Ruling confirms Chorley exception is not part of Australia’s common law
In a case where the appellant engaged the respondent as his solicitor, the Australian Capital Territory’s Supreme Court issued no order for the appeal costs upon determining that it could not compensate the respondent for his legal costs of the appeal.
In Cheqrouni v Barhen [2026] ACTSC 3, the respondent sought payment of various disputed amounts relating to legal costs in proceedings before the Magistrates' Court. On 27 August 2025, the Magistrates Court issued summary judgment in connection with an undisputed component of costs.
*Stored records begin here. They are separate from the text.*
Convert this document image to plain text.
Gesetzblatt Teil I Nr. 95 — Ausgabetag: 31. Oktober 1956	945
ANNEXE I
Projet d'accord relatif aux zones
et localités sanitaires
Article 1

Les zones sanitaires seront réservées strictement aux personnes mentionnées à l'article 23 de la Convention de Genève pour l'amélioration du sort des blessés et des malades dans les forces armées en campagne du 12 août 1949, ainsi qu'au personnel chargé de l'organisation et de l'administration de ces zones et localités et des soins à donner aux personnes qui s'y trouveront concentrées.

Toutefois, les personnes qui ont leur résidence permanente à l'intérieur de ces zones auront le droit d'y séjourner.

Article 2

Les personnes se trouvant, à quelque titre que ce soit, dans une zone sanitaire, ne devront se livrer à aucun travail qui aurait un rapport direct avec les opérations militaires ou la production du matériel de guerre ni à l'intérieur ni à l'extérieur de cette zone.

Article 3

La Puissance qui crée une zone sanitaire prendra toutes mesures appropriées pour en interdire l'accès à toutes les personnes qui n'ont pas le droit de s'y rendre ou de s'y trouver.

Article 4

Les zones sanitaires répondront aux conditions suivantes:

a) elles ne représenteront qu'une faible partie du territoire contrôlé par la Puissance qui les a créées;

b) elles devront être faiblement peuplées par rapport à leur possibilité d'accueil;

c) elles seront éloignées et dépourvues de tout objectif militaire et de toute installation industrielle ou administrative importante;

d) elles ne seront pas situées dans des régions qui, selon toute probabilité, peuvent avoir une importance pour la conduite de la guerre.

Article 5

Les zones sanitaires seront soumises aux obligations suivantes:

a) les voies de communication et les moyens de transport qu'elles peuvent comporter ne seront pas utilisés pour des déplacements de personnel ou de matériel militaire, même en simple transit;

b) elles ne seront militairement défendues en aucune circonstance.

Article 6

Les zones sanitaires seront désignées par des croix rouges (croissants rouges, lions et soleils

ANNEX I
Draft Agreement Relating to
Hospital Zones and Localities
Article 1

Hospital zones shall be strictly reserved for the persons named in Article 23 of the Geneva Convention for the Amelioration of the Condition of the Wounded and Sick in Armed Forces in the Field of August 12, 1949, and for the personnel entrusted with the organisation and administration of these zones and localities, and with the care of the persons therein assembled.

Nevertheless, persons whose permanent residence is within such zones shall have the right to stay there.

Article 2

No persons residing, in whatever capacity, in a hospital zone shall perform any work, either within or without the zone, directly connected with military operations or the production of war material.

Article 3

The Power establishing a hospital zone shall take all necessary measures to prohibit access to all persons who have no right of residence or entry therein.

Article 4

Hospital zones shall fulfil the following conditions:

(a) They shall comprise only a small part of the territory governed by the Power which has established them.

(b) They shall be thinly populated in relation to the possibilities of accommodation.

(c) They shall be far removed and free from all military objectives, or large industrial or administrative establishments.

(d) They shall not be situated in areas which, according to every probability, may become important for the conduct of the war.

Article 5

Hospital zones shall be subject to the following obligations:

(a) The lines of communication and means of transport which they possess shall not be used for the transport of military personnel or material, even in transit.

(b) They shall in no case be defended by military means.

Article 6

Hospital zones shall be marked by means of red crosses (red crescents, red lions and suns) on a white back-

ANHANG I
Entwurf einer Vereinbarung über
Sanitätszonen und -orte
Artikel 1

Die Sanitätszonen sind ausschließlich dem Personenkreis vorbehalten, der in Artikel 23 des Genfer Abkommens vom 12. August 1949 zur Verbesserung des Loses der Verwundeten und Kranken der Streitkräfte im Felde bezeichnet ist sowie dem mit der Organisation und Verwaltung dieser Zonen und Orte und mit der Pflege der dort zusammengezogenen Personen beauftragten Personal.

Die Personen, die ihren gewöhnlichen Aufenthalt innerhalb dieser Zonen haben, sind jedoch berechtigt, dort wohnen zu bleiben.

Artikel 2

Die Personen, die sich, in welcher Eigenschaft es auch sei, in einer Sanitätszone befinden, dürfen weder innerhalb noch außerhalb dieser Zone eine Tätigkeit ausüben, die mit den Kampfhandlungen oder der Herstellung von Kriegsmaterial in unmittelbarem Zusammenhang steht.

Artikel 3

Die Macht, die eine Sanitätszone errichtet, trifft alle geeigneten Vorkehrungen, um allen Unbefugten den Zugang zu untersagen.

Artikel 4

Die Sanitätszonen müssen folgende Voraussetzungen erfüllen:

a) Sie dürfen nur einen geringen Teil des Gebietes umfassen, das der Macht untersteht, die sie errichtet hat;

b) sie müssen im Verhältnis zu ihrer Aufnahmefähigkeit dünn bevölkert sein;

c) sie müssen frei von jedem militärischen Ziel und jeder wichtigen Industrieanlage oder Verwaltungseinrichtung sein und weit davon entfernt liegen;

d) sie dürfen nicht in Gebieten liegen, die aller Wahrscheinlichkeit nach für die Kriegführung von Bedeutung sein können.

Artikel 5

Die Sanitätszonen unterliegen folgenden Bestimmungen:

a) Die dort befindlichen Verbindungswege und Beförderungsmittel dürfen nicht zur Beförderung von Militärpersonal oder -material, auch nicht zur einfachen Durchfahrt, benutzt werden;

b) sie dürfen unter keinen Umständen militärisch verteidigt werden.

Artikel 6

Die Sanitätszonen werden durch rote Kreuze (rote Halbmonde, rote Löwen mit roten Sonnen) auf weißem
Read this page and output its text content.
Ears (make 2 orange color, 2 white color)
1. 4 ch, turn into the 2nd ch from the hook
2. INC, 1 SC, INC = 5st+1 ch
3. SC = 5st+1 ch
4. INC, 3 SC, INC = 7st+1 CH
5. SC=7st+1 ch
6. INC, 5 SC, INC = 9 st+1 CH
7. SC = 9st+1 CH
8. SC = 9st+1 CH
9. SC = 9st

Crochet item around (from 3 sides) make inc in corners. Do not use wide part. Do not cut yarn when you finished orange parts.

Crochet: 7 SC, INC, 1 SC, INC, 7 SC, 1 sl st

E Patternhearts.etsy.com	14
On 15 October 2025, the appellant appealed the summary judgment order and an order refusing to set it aside. On 13 November 2025, he paid the amount due under the summary judgment order.
Separately, in the Supreme Court, the appellant filed an originating application seeking a costs assessment. On 14 November 2025, Elkaim AJ issued an ex tempore decision setting aside the originating application.
On 17 November 2025, given the futility of his appeal, the appellant filed a notice to discontinue his appeal dated 15 October 2025. The appellant disputed the costs of this appeal.
Citing Bell Lawyers Pty Ltd v Pentelow [2019] HCA 29, the Supreme Court of the Australian Capital Territory did not find the respondent lawyer entitled to costs, given his status as a self-represented litigant during the appeal proceedings.
The Supreme Court noted that the costs under the rules involved money paid or liabilities incurred for professional legal services. Such costs did not include the time self-represented litigants spent preparing and conducting their cases.
As a general rule, self-represented litigants could not receive compensation for time spent in litigation. For self-represented litigants who were lawyers, the UK ruling of London Scottish Benefit Society v Chorley (1884) 13 QBD 872, used to provide an exception.
However, in Bell Lawyers, the majority determined that the Chorley exception was not part of Australia’s common law. The majority did not disturb the principle that governments and other agencies employing in-house lawyers could recover costs for their professional services.
In this case, the Supreme Court saw no reasonable prospects of success. The Supreme Court pointed out that the summary judgment order’s subject matter was an uncontested component of costs payable to the respondent.
In the circumstances, the Supreme Court found no basis to vary the usual costs order for a discontinued appeal even if the respondent had legal representation in the appeal proceedings.